No estoy demasiado seguro de si los alcaldes de este siglo se diferencian mucho o poco de los que había en la época de Franco. De todo el abanico de la gestión política, el que corresponde a las administraciones locales es el que más escapa al cepo ideológico y el que mejor se acerca a la condición esencial de lo que es el poder. Nadie como el alcalde está tan cerca de sus súbditos que, aunque les llamemos ahora ciudadanos, siguen siendo igual de dependientes de los caprichos de quien manda en ellos que durante la dictadura franquista.

Debe ser que el virus del poder es tan contagioso que no existe vacuna conocida que nos libre de él. Y una de las parcelas en que antes se manifiesta es en el del nomenclátor urbano. Cambiar el nombre a las calles ha sido en estos dos siglos que nos ha tocado vivir a muchos de nosotros una constante. Menos mal que los ciudadanos «esta vez sí» por mucho que sus alcaldes insistan en que utilicen otros nombres de nuevo cuño, permanecen ajenos a la orden. Ni siquiera el generalísimo logró que los madrileños llamasen de otra forma a la Castellana, o a la Gran Vía. Ni siquiera logró triunfar al darle, ¡oh sorpresa!, una calle a Ortega y Gasset porque se le siguió llamando Lista. Sólo las vías de nuevo cuño se libran del peso de la tradición, y así les va. A la hora de nombrar la calle en la que viví durante décadas en Palma le rogué al teniente de alcalde encargado de los bautismos que no pusiese un obispo y la llamó Sor Francesca Verònica Bassa, una monja a la que no se recuerda ni en Google.
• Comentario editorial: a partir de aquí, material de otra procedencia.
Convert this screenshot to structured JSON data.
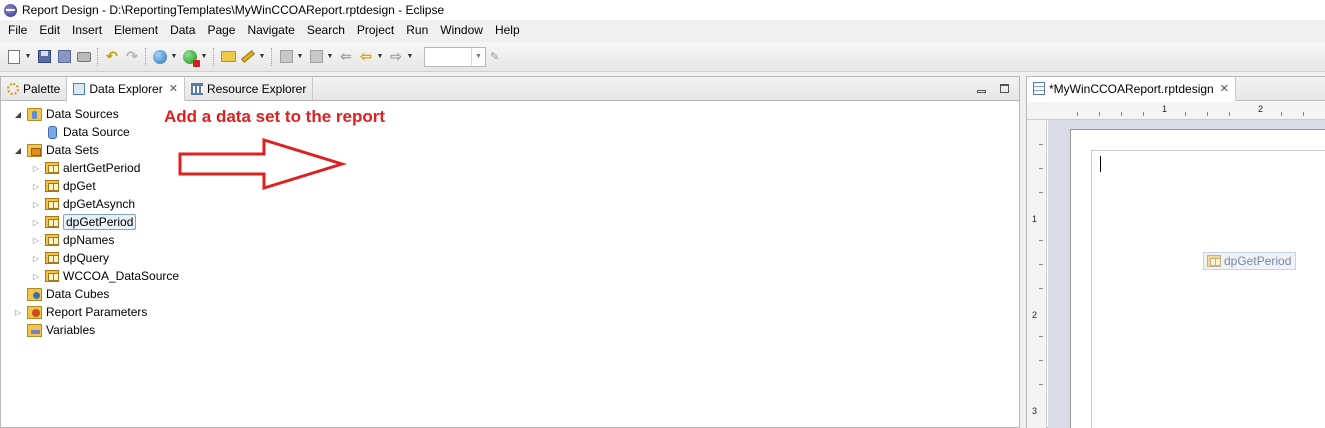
{
  "window": {
    "title": "Report Design - D:\\ReportingTemplates\\MyWinCCOAReport.rptdesign - Eclipse"
  },
  "menubar": [
    "File",
    "Edit",
    "Insert",
    "Element",
    "Data",
    "Page",
    "Navigate",
    "Search",
    "Project",
    "Run",
    "Window",
    "Help"
  ],
  "left_panel": {
    "tabs": [
      {
        "label": "Palette",
        "icon": "palette-icon"
      },
      {
        "label": "Data Explorer",
        "icon": "data-explorer-icon",
        "active": true
      },
      {
        "label": "Resource Explorer",
        "icon": "resource-explorer-icon"
      }
    ],
    "tree": {
      "data_sources": {
        "label": "Data Sources",
        "children": [
          "Data Source"
        ]
      },
      "data_sets": {
        "label": "Data Sets",
        "children": [
          "alertGetPeriod",
          "dpGet",
          "dpGetAsynch",
          "dpGetPeriod",
          "dpNames",
          "dpQuery",
          "WCCOA_DataSource"
        ],
        "selected": "dpGetPeriod"
      },
      "data_cubes": "Data Cubes",
      "report_parameters": "Report Parameters",
      "variables": "Variables"
    }
  },
  "annotation": {
    "text": "Add a data set to the report",
    "color": "#e02020"
  },
  "editor": {
    "tab_label": "*MyWinCCOAReport.rptdesign",
    "ruler_h_numbers": [
      "1",
      "2"
    ],
    "ruler_v_numbers": [
      "1",
      "2",
      "3"
    ],
    "drag_item_label": "dpGetPeriod"
  }
}
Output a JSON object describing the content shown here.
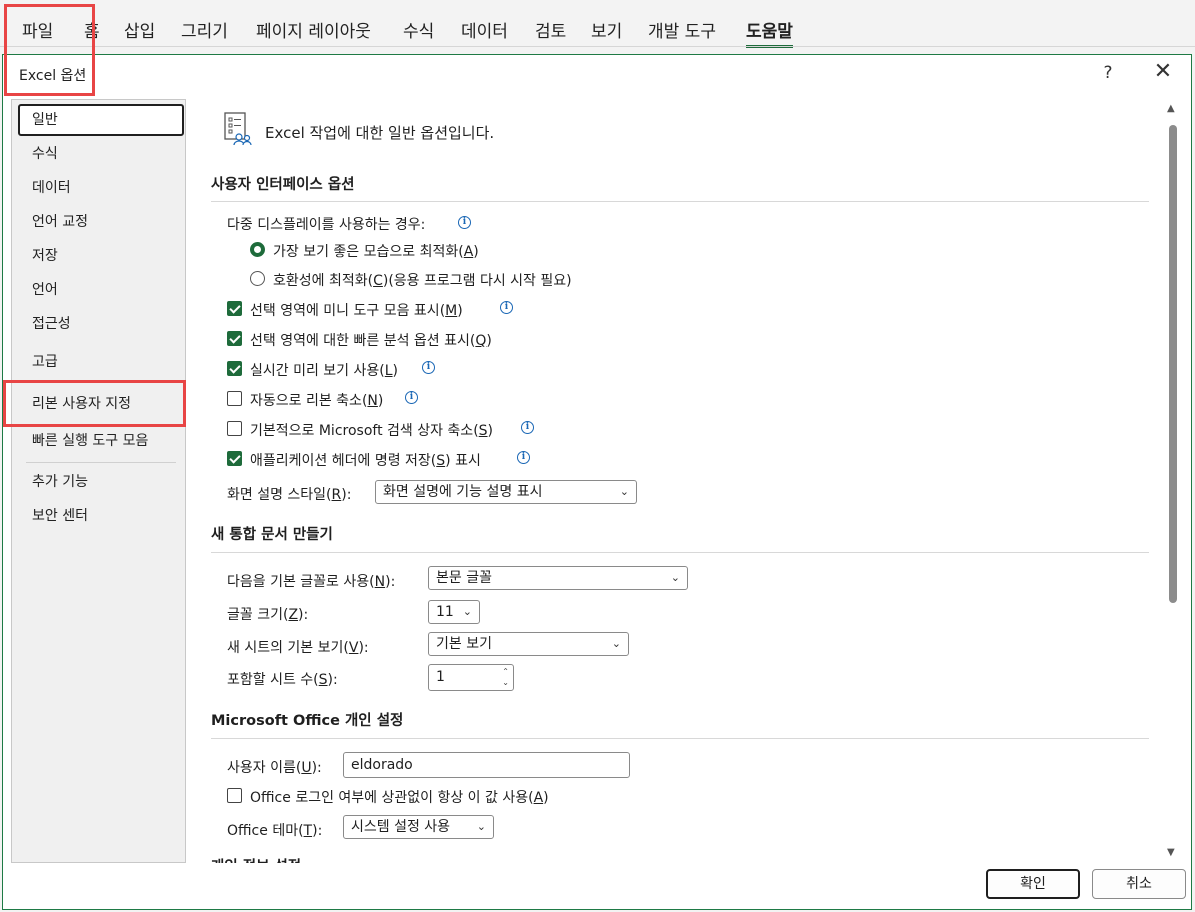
{
  "ribbon": {
    "tabs": [
      "파일",
      "홈",
      "삽입",
      "그리기",
      "페이지 레이아웃",
      "수식",
      "데이터",
      "검토",
      "보기",
      "개발 도구",
      "도움말"
    ],
    "active_tab": "도움말"
  },
  "dialog": {
    "title": "Excel 옵션",
    "help": "?",
    "close": "✕",
    "ok_label": "확인",
    "cancel_label": "취소"
  },
  "nav": {
    "items": [
      "일반",
      "수식",
      "데이터",
      "언어 교정",
      "저장",
      "언어",
      "접근성",
      "고급",
      "리본 사용자 지정",
      "빠른 실행 도구 모음",
      "추가 기능",
      "보안 센터"
    ],
    "selected": "일반"
  },
  "content": {
    "header": "Excel 작업에 대한 일반 옵션입니다.",
    "ui_section": {
      "title": "사용자 인터페이스 옵션",
      "multi_display_label": "다중 디스플레이를 사용하는 경우:",
      "radio_best": {
        "pre": "가장 보기 좋은 모습으로 최적화(",
        "key": "A",
        "post": ")",
        "checked": true
      },
      "radio_compat": {
        "pre": "호환성에 최적화(",
        "key": "C",
        "post": ")(응용 프로그램 다시 시작 필요)",
        "checked": false
      },
      "checks": [
        {
          "pre": "선택 영역에 미니 도구 모음 표시(",
          "key": "M",
          "post": ")",
          "checked": true,
          "info": true
        },
        {
          "pre": "선택 영역에 대한 빠른 분석 옵션 표시(",
          "key": "Q",
          "post": ")",
          "checked": true,
          "info": false
        },
        {
          "pre": "실시간 미리 보기 사용(",
          "key": "L",
          "post": ")",
          "checked": true,
          "info": true
        },
        {
          "pre": "자동으로 리본 축소(",
          "key": "N",
          "post": ")",
          "checked": false,
          "info": true
        },
        {
          "pre": "기본적으로 Microsoft 검색 상자 축소(",
          "key": "S",
          "post": ")",
          "checked": false,
          "info": true
        },
        {
          "pre": "애플리케이션 헤더에 명령 저장(",
          "key": "S",
          "post": ") 표시",
          "checked": true,
          "info": true
        }
      ],
      "tooltip_style": {
        "pre": "화면 설명 스타일(",
        "key": "R",
        "post": "):",
        "value": "화면 설명에 기능 설명 표시"
      }
    },
    "new_wb_section": {
      "title": "새 통합 문서 만들기",
      "font": {
        "pre": "다음을 기본 글꼴로 사용(",
        "key": "N",
        "post": "):",
        "value": "본문 글꼴"
      },
      "font_size": {
        "pre": "글꼴 크기(",
        "key": "Z",
        "post": "):",
        "value": "11"
      },
      "default_view": {
        "pre": "새 시트의 기본 보기(",
        "key": "V",
        "post": "):",
        "value": "기본 보기"
      },
      "sheet_count": {
        "pre": "포함할 시트 수(",
        "key": "S",
        "post": "):",
        "value": "1"
      }
    },
    "office_section": {
      "title": "Microsoft Office 개인 설정",
      "username": {
        "pre": "사용자 이름(",
        "key": "U",
        "post": "):",
        "value": "eldorado"
      },
      "always_use": {
        "pre": "Office 로그인 여부에 상관없이 항상 이 값 사용(",
        "key": "A",
        "post": ")",
        "checked": false
      },
      "theme": {
        "pre": "Office 테마(",
        "key": "T",
        "post": "):",
        "value": "시스템 설정 사용"
      }
    },
    "next_section_title": "개인 정보 설정"
  },
  "icons": {
    "caret": "⌄",
    "info": "i",
    "spin_up": "⌃",
    "spin_down": "⌄",
    "scroll_up": "▲",
    "scroll_down": "▼"
  },
  "colors": {
    "accent": "#1e6b3b",
    "callout": "#e84545",
    "info": "#1a67b5"
  }
}
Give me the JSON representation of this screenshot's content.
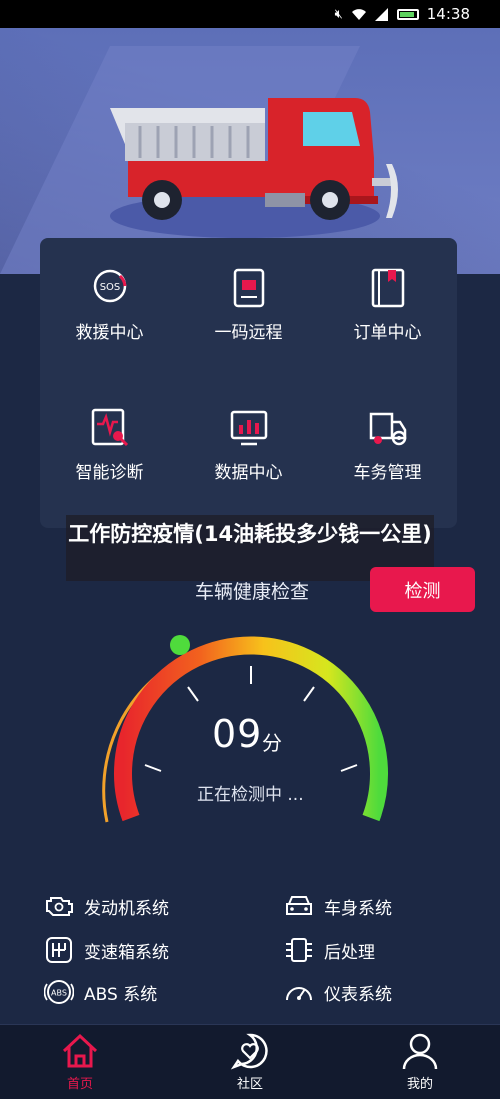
{
  "status_bar": {
    "time": "14:38"
  },
  "overlay": {
    "title": "工作防控疫情(14油耗投多少钱一公里)"
  },
  "grid": {
    "items": [
      {
        "label": "救援中心",
        "icon": "sos-icon"
      },
      {
        "label": "一码远程",
        "icon": "qr-document-icon"
      },
      {
        "label": "订单中心",
        "icon": "order-book-icon"
      },
      {
        "label": "智能诊断",
        "icon": "diagnosis-icon"
      },
      {
        "label": "数据中心",
        "icon": "data-screen-icon"
      },
      {
        "label": "车务管理",
        "icon": "truck-gear-icon"
      }
    ]
  },
  "health": {
    "label": "车辆健康检查",
    "button": "检测",
    "score": "09",
    "unit": "分",
    "status": "正在检测中 ..."
  },
  "systems": [
    {
      "label": "发动机系统",
      "icon": "engine-icon"
    },
    {
      "label": "车身系统",
      "icon": "car-body-icon"
    },
    {
      "label": "变速箱系统",
      "icon": "gearbox-icon"
    },
    {
      "label": "后处理",
      "icon": "exhaust-icon"
    },
    {
      "label": "ABS 系统",
      "icon": "abs-icon"
    },
    {
      "label": "仪表系统",
      "icon": "gauge-icon"
    }
  ],
  "tabs": [
    {
      "label": "首页",
      "icon": "home-icon",
      "active": true
    },
    {
      "label": "社区",
      "icon": "community-icon",
      "active": false
    },
    {
      "label": "我的",
      "icon": "profile-icon",
      "active": false
    }
  ],
  "colors": {
    "accent": "#e8184d",
    "background": "#1c2844",
    "card": "#25324f",
    "hero": "#6675bd"
  }
}
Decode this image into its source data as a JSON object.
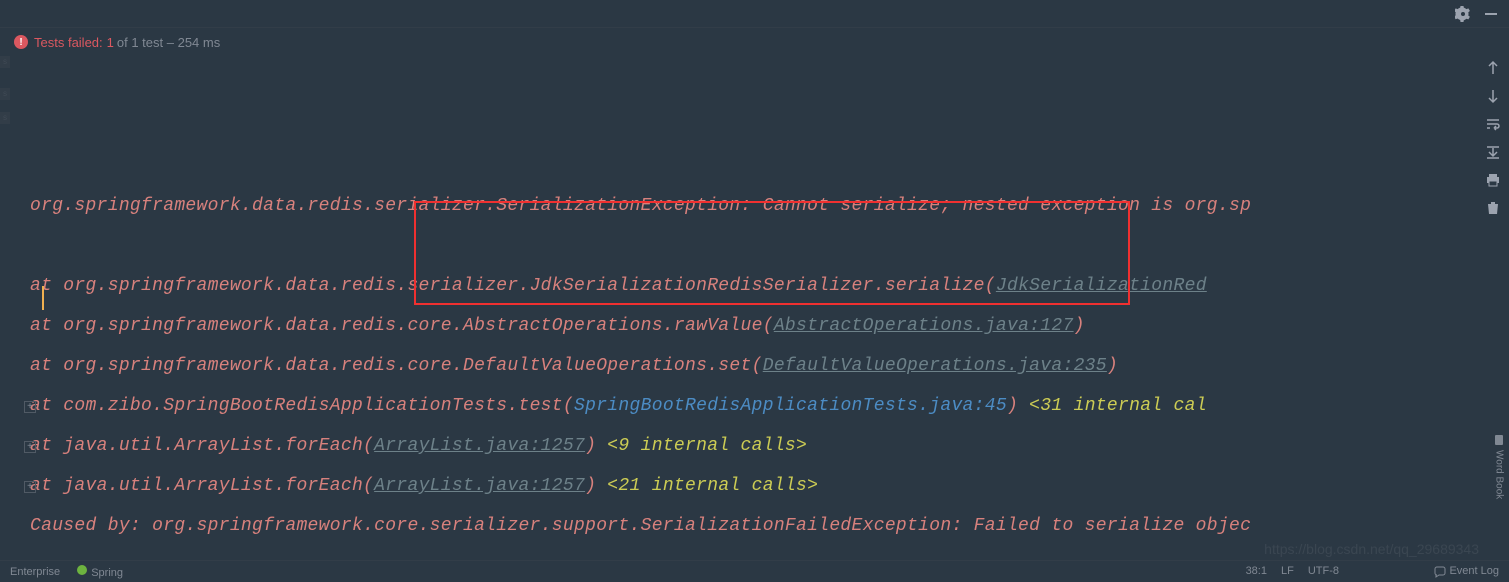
{
  "topbar": {},
  "test_status": {
    "label": "Tests failed:",
    "count": "1",
    "of_text": "of 1 test – 254 ms"
  },
  "console": {
    "exception_line": "org.springframework.data.redis.serializer.SerializationException: Cannot serialize; nested exception is org.sp",
    "stack": [
      {
        "prefix": "    at org.springframework.data.redis.serializer.JdkSerializationRedisSerializer.serialize(",
        "link": "JdkSerializationRed",
        "suffix": ""
      },
      {
        "prefix": "    at org.springframework.data.redis.core.AbstractOperations.rawValue(",
        "link": "AbstractOperations.java:127",
        "suffix": ")"
      },
      {
        "prefix": "    at org.springframework.data.redis.core.DefaultValueOperations.set(",
        "link": "DefaultValueOperations.java:235",
        "suffix": ")"
      },
      {
        "prefix": "    at com.zibo.SpringBootRedisApplicationTests.test(",
        "link_blue": "SpringBootRedisApplicationTests.java:45",
        "suffix": ")",
        "internal": " <31 internal cal"
      },
      {
        "prefix": "    at java.util.ArrayList.forEach(",
        "link": "ArrayList.java:1257",
        "suffix": ")",
        "internal": " <9 internal calls>"
      },
      {
        "prefix": "    at java.util.ArrayList.forEach(",
        "link": "ArrayList.java:1257",
        "suffix": ")",
        "internal": " <21 internal calls>"
      }
    ],
    "caused_by": "Caused by: org.springframework.core.serializer.support.SerializationFailedException: Failed to serialize objec"
  },
  "bottom": {
    "enterprise": "Enterprise",
    "spring": "Spring",
    "event_log": "Event Log",
    "pos": "38:1",
    "line_sep": "LF",
    "encoding": "UTF-8",
    "watermark_text": "https://blog.csdn.net/qq_29689343"
  },
  "sidebar": {
    "word_book": "Word Book"
  }
}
Nunca aprenderé a estarme callado. La última ocurrencia del Ayuntamiento de la capital de España es el cambiar la denominación del metro de Atocha, que se llama igual que la calle y la estación a las que da. La concejala al mando (y abuso), Rosalía Gonzalo, ha explicado que se le va a llamar «Estación del Arte», con mayúsculas, para clarificar el uso y destino de los viajeros que van en el metro, sobre todo los turistas. La frase anterior no es mía sino de la señora concejala aunque ella puso lo de metro también en mayúsculas, no sea que los usuarios lo confundan con la vara de medir, digo yo. Para quien no esté al tanto, cerca de Atocha quedan los tres grandes centros madrileños del arte, cosa que saben los vecinos de la capital, los turistas e incluso los advenedizos. Así que despojar al metro de uno de los nombres más castizos del nomenclátor de Madrid es, sobre ocioso, inútil. Incluso da un poco de grima lo de pedir un billete para la estación de las artes pero eso, al menos, nos lo ahorramos porque ya no hay taquillas en el metro; sólo máquinas sin alma ni capacidad alguna de reírse de nosotros, salvo en clave de confusión. Igual es esa la salida: que las calles las nombren las máquinas de manera directa y sin necesidad de respeto alguno a las tradiciones. O les den un número. Al fin y al cabo, a nadie se le escapa lo que es la Quinta Avenida de Nueva York.